TWO CHEERS FOR THE 104TH


Democrats insist, Republicans privately acknowledge, and the newspapers generally agree that the GOP’s 104th Congress ends in disappointment. But none of them can convincingly explain precisely how or why.

Is it, as the New York Times editorial page suggests, a matter of procedural failure? “Much of what the radicals promised in the Contract With America,” the paper of record casually announces, “did not get done.” But it did. House majority leader Dick Armey claims his party has, by some accounting, accomplished “65 percent” of its ten-point program. Be that as it may. In bulk terms, at least, much of the contract truly is law.

A welfare reform matched for significance and promise by only a handful of legislative initiatives in this century. The line-item veto. A crime-control measure. Adoption incentives and child-support enforcement provisions. A ban on unfunded federal mandates to the states. And an end to Congress’s exemption from the edicts it imposes on others.

All of them items in the contract. And all of them signed by the president. So the 104th has not been a Congress of “unproductive gridlock” like its Democratic predecessor, which dosed in 1994 in abject chaos, voteless on most major leadership goals.
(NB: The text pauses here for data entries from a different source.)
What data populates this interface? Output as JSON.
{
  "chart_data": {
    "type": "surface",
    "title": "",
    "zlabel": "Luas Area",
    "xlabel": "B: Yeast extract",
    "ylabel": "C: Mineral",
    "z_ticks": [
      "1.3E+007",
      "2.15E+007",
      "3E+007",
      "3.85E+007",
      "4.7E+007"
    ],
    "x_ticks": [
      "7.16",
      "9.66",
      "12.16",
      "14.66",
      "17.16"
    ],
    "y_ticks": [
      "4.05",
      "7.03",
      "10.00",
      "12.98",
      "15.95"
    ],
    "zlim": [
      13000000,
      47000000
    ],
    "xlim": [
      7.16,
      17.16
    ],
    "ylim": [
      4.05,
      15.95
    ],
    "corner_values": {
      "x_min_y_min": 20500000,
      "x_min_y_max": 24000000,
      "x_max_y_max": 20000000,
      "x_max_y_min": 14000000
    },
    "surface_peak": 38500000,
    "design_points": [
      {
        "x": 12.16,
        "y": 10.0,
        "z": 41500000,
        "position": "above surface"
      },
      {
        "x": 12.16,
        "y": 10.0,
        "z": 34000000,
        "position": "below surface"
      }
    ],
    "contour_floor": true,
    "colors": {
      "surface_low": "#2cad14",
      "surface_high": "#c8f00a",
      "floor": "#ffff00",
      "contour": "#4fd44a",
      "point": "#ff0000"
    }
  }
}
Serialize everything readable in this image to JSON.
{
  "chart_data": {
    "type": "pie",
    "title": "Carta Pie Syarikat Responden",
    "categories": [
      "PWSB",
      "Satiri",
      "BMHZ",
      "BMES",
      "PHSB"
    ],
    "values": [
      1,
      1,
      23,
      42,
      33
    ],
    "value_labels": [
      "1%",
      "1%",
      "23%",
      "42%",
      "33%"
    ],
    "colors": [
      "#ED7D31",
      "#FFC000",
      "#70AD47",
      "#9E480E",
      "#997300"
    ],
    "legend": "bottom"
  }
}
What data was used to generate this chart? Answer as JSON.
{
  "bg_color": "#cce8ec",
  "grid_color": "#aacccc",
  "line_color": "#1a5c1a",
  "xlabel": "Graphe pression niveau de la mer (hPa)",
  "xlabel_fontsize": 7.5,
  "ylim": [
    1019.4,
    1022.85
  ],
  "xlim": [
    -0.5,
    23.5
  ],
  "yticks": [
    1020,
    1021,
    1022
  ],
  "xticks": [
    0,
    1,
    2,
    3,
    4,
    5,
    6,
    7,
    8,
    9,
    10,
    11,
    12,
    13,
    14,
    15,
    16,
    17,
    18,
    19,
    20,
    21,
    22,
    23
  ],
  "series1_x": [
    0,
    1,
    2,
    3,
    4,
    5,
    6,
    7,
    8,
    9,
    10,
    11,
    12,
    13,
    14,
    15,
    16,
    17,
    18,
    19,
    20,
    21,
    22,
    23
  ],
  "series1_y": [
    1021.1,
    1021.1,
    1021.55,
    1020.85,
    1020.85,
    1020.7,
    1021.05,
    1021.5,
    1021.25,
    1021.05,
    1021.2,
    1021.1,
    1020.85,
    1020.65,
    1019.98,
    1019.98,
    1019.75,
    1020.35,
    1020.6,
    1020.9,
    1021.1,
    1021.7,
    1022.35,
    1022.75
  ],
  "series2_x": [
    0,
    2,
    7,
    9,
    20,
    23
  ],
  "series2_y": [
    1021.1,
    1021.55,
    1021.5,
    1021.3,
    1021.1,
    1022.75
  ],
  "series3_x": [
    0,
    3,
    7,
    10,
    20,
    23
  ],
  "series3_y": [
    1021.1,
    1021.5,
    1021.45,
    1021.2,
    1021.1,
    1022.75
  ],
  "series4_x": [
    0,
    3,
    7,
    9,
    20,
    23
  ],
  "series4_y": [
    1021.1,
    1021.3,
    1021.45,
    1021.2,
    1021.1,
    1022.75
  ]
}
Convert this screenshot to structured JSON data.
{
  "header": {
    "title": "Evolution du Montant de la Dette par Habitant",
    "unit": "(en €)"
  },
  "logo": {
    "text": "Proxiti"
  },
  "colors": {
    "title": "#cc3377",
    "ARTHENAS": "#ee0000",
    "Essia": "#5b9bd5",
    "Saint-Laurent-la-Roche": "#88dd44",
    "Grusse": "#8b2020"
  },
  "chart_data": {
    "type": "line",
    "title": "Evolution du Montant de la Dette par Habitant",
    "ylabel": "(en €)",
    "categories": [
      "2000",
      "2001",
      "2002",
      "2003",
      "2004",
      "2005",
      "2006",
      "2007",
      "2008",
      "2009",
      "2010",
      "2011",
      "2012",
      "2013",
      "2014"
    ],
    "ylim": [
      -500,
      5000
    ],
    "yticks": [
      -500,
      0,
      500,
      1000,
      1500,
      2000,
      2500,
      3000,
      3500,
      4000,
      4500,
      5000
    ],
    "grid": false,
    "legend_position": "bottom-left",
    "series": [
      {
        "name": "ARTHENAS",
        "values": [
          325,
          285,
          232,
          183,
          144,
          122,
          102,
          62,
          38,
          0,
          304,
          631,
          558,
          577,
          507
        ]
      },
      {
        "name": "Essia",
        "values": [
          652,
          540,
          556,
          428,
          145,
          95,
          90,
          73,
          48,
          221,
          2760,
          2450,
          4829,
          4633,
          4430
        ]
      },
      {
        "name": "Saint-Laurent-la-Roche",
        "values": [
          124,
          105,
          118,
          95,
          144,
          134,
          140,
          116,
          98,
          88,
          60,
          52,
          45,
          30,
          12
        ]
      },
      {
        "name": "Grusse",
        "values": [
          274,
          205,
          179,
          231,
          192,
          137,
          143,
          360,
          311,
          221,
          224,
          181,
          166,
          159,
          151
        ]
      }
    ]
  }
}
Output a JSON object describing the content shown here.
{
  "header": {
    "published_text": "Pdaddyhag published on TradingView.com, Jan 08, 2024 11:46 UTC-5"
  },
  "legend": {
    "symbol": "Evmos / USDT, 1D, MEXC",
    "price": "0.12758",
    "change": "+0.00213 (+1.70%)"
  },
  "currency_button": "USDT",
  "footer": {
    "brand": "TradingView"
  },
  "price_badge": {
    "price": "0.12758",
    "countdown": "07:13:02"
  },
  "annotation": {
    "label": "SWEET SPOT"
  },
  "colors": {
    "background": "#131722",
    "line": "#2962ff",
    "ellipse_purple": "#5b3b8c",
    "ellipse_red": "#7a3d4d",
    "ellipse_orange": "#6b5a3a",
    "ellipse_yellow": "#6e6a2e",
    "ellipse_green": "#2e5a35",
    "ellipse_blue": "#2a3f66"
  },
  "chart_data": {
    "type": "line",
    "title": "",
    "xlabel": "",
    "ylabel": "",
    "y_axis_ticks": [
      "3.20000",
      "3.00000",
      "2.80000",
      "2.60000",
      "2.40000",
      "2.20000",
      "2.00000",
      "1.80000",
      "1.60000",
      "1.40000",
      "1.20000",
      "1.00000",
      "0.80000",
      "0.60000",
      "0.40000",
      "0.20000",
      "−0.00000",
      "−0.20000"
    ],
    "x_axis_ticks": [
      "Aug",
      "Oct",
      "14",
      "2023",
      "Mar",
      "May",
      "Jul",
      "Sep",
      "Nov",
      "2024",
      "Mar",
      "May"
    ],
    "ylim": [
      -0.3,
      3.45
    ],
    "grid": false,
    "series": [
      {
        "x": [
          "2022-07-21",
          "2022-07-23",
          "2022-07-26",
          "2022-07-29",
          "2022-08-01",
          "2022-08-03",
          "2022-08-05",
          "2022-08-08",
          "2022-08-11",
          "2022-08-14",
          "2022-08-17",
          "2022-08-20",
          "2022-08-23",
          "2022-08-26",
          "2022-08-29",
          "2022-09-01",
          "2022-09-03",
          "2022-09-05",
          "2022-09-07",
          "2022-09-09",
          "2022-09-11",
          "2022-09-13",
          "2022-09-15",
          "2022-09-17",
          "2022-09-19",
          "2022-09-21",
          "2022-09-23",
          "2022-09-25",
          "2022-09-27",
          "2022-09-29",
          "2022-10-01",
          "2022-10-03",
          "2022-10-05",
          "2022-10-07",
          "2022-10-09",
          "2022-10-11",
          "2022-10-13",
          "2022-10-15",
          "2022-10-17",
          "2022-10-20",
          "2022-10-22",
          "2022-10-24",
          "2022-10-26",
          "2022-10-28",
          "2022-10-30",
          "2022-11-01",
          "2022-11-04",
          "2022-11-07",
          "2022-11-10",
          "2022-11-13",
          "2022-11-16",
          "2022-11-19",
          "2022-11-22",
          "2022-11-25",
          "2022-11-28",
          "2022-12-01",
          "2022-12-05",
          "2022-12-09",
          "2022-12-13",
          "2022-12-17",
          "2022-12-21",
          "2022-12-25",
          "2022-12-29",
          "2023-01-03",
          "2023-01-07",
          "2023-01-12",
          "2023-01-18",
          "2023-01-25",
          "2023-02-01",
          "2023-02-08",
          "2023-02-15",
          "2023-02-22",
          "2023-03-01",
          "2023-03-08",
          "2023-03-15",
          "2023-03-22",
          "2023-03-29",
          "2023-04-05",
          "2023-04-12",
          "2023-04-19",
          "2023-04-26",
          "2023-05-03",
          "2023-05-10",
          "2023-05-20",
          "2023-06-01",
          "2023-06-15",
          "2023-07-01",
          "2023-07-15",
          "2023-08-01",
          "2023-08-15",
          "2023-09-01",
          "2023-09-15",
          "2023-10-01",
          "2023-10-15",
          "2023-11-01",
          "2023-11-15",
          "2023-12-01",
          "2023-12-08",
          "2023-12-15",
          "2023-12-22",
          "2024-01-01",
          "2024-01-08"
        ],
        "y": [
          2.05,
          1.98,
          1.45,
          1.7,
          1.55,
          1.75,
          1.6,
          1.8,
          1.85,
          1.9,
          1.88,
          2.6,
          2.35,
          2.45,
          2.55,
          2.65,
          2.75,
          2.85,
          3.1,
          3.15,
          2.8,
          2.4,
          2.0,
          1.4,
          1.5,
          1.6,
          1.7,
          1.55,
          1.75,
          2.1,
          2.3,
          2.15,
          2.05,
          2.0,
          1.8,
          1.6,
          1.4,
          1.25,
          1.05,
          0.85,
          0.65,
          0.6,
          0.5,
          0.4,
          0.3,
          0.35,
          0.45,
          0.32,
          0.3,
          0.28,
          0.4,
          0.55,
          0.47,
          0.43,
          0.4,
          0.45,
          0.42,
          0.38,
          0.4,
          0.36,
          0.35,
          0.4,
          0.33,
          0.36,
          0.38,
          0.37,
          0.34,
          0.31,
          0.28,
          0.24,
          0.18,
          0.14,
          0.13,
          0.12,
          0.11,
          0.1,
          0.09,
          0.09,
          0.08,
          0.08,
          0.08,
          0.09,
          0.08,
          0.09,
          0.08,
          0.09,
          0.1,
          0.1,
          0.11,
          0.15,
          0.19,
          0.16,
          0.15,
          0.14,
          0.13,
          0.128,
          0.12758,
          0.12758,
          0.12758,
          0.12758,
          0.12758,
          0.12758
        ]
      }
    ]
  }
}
Nor is it entirely fair to complain, as so many complainers now do, especially on the right, that the past two years of congressional Gingrichism have proved a failure of ambition. It’s true. We were promised a “revolution.” But that was always an unfortunate choice of words, in our view. A congressional majority without sufficient votes to override vetoes cannot, of course, achieve a real revolution against presidential opposition. And ” revolution” makes a poor fit with the mood and purpose of political conservatism, in any case.

Still, if Speaker Gingrich’s grandiloquent promise of revolution was meant simply to imply the major advancement of that conservatism, he has delivered in spades. The 104th Congress has begun the long overdue, market-based reform of the nation’s ludicrous farm price-support system. It has passed a deregulatory telecommunications law, the first in more than 30 years. It has reduced federal spending on domestic discretionary programs below levels that existed when Democrats controlled the purse.

And this Congress has advanced the conservative agenda in a number of important instances that did not result in a new law. In this session, Republicans have once again blocked an assault on constitutional speech rights masquerading as campaign finance reform. They have conducted a loud and serious debate about partial-birth abortion, an argument that has for the first time in living memory actually raised sufficient doubts about the morality of the nation’s pro-choice regime to change some people’s minds on the subject.

All in all, an impressive ideological — even political — triumph. Limited government, modern conservatism’s cri de coeur, is for the first time in 60 years a winning argument. President Clinton refuses to dispute it, which is probably the most important reason he seems so likely to win a smashing reelection victory a few weeks from now. Even those Democrats who would unseat conservatism’s congressional avatars refuse to dispute its accomplishments. Tom Daschle, the would-be Democratic Senate leader, says, “I don’t see any legislation we would attempt to undo.”

Very telling. The last two years of the first Clinton administration haven’t been Bill Clinton’s at all. They have been Newt’s. Congress now dominates American politics as it hasn’t since the days of Uncle Joe Cannon.

And still the whole enterprise does have an air of defeat about it. This has to do with the budget battle of last December, of course. It was a disaster born of nearsighted Republican enthusiasm. They thought that by mere manipulation of existing interest groups and “coalitions” they might remake the political present in their own image. It doesn’t work. It never works. Major, reality-upending designs of political philosophy require careful, time- consuming means: persistent national persuasion, subsidiary victories, vetoproof majorities. Or a president who unambiguously shares the goal.

We will probably not get such a president on November 5. There’s an outside chance, if the presidential election goes badly enough, that Republican turnout will be so depressed as to allow — in what should be an incumbent’s year of unusual public satisfaction — the Democratic party to sneak back into fullscale power. If that horror is avoided, and if conservatism is to be jump-started in the next two years or four, the Republican party will have to recover the political touch and patience that produced such a remarkable 104th Congress in the first place.